Pwent siguió con su relato, moviendo los brazos violentamente y dando vueltas de aquí para allá, la mirada perdida en el espacio como si recordara una escena muy lejana.

–Un aliento maligno. Me vi rodeado de una profunda oscuridad que me arrebató la fuerza de los miembros. ¡Pero conseguí librarme! – chilló de pronto Thibbledorf, volviéndose hacia Catti-brie para señalarla con un dedo rechoncho-. Escapé por una puerta secreta de los túneles inferiores. ¡Ni siquiera aquel dragón fue capaz de detener a Pwent!

–Pudimos mantener las defensas durante dos días antes de que los duergars de Tiniebla Brillante nos hicieran retroceder al Valle de los Custodios -señaló Bruenor-. No escuché ninguna noticia de que habías vuelto a combatir junto a mi padre y a mi abuelo, que entonces era el rey de Mithril Hall.

–Pasó una semana antes de que recuperara las fuerzas y consiguiera cruzar los pasos hasta la puerta occidental -explicó Pwent-. Para entonces ya habíamos perdido la batalla. Al cabo de un tiempo -añadió el enano, peinándose la barba con los clavos del guantelete-, escuché que un grupo de jóvenes, entre los que estabas tú, se había marchado al oeste. Algunos comentaron que teníais la intención de trabajar en las minas de Mirabar; pero, cuando llegué allí, nadie sabía nada de vosotros.

–¡Doscientos años! – gruñó Bruenor con un aire tan feroz que la sonrisa aparentemente perpetua desapareció del rostro de Pwent-. Tuviste doscientos años para encontrarnos, y nunca nos enteramos de que estuvieses vivo.

–Regresé al este -repuso Pwent, muy tranquilo-. He vivido… muy bien, por cierto, empleado como mercenario… en Sundabar y para el rey Harbromme de Ciudadela de Adbar. Fue al volver allí, hace sólo tres semanas, después de pasar algún tiempo en el sur, cuando me enteré de tu regreso, de que un Battlehammer ocupaba el trono de Mithril Hall. Así que aquí estoy, mi rey -añadió, con una rodilla en tierra-. Señálame tus enemigos. – Dirigió a Catti-brie un guiño insolente y acercó una mano roñosa a la bayoneta sujeta al yelmo.

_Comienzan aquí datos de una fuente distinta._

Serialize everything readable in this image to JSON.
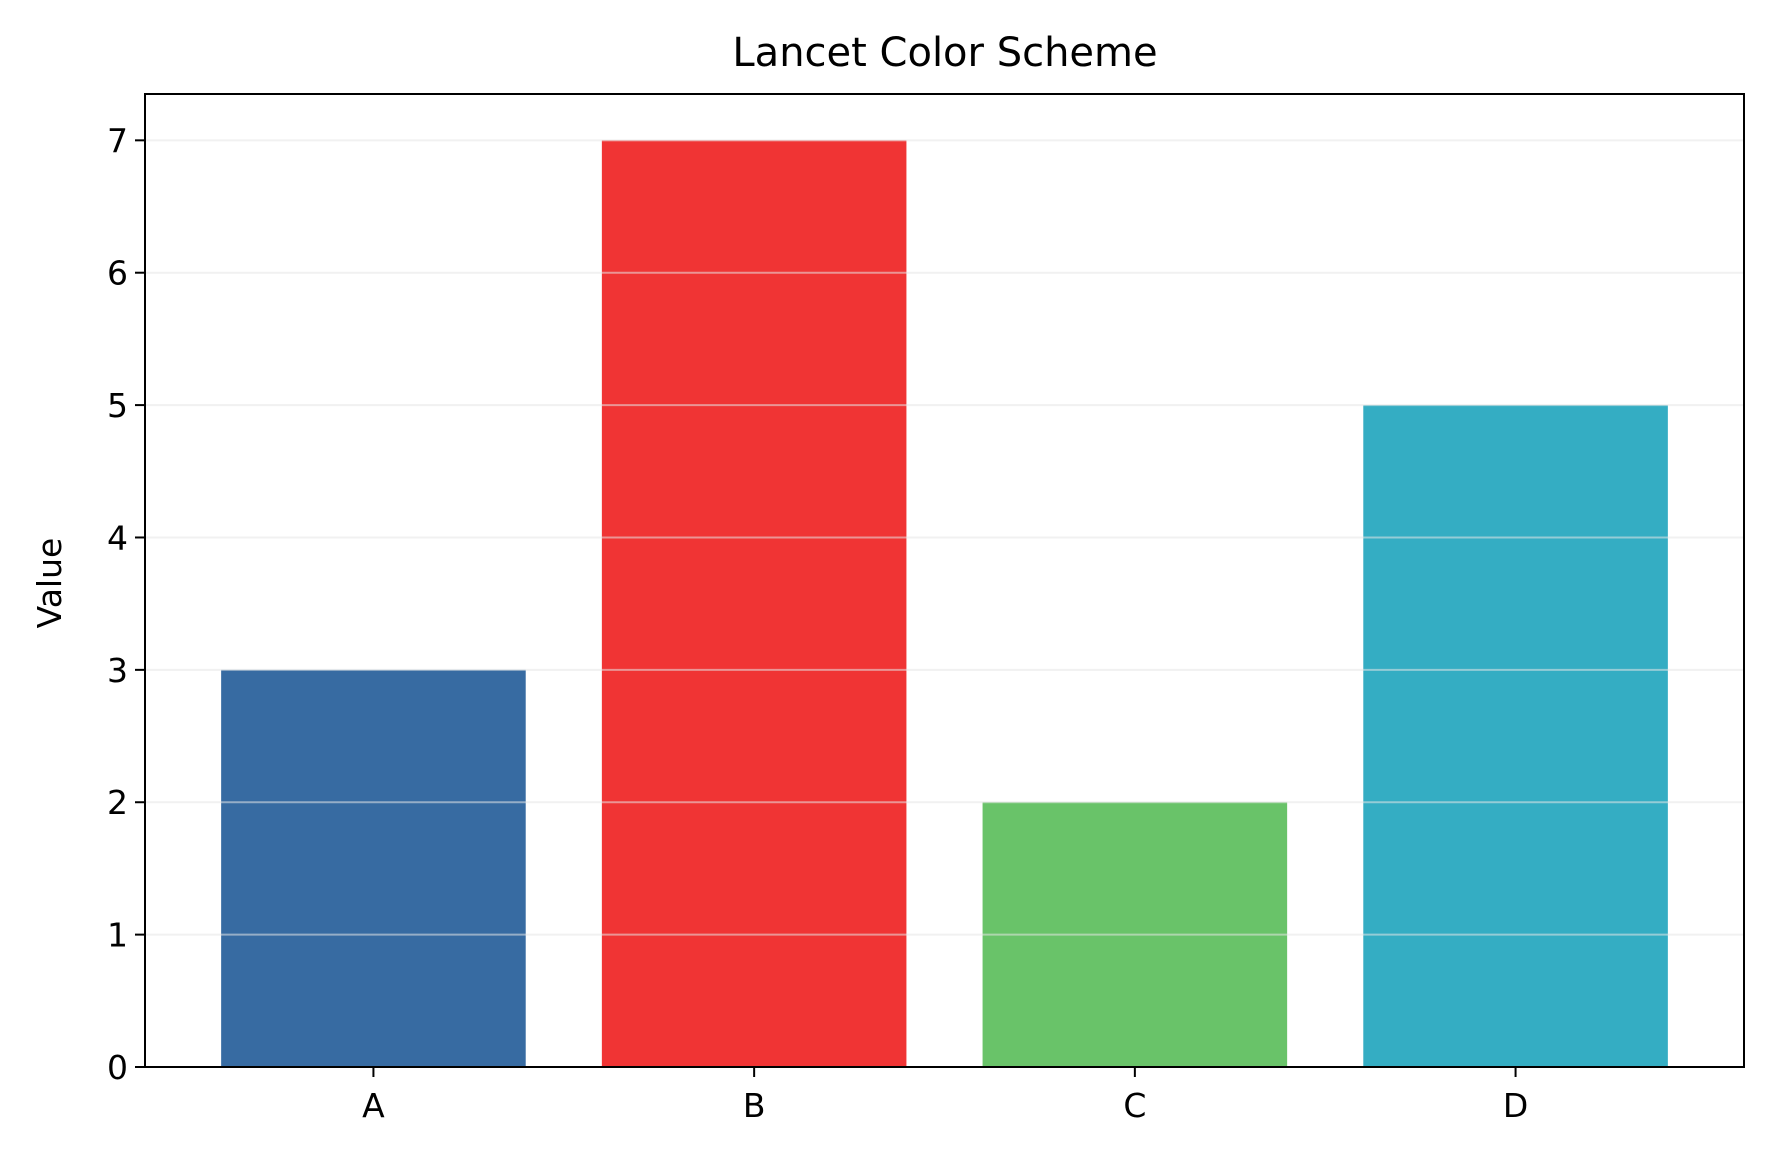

–¿El más salvaje? – preguntó Bruenor, casi en tono de mofa.

–Como siempre -contestó Thibbledorf.

–Te pediré una escolta -dijo Bruenor-, para que puedas ir a bañarte y comer.

–Acepto la comida -replicó Pwent-, pero te puedes quedar con el baño y la escolta. Conozco este lugar tanto como tú, Bruenor Battlehammer. Tal vez más, dado que sólo eras un crío cuando nos echaron. – Acercó una mano a la barbilla de Bruenor, y se la apartaron de un bofetón. La risa aguda como el graznido de un halcón acompañó los chirridos de la armadura mientras el personaje salía de la sala.

–Un tipo agradable -comentó Catti-brie.

–Pwent está vivo -murmuró Cobble, y la muchacha no comprendió si esto era una buena o mala noticia.

–Nunca me lo habías mencionado -le dijo Catti-brie a Bruenor.

–Créeme, hija mía -contestó Bruenor-. No es digno de mención.

Agotado, el bárbaro se tendió en el catre en busca del sueño reparador. Sintió que el sueño volvía a su mente antes incluso de poder cerrar los ojos. Se sentó violentamente, rechazando las imágenes de Catti-brie entre los brazos de Drizzt Do'Urden.

No las pudo evitar.

Vio miles de puntos luminosos, un millón de fuegos reflejados, que giraban invitándolo a sumergirse en la vorágine.

Wulfgar gruñó desafiante e intentó ponerse de pie. Le costó un rato descubrir que no lo había conseguido, que aún seguía sentado en el catre, y que se hundía, siguiendo el rastro luminoso, hacia la pesadilla de las imágenes.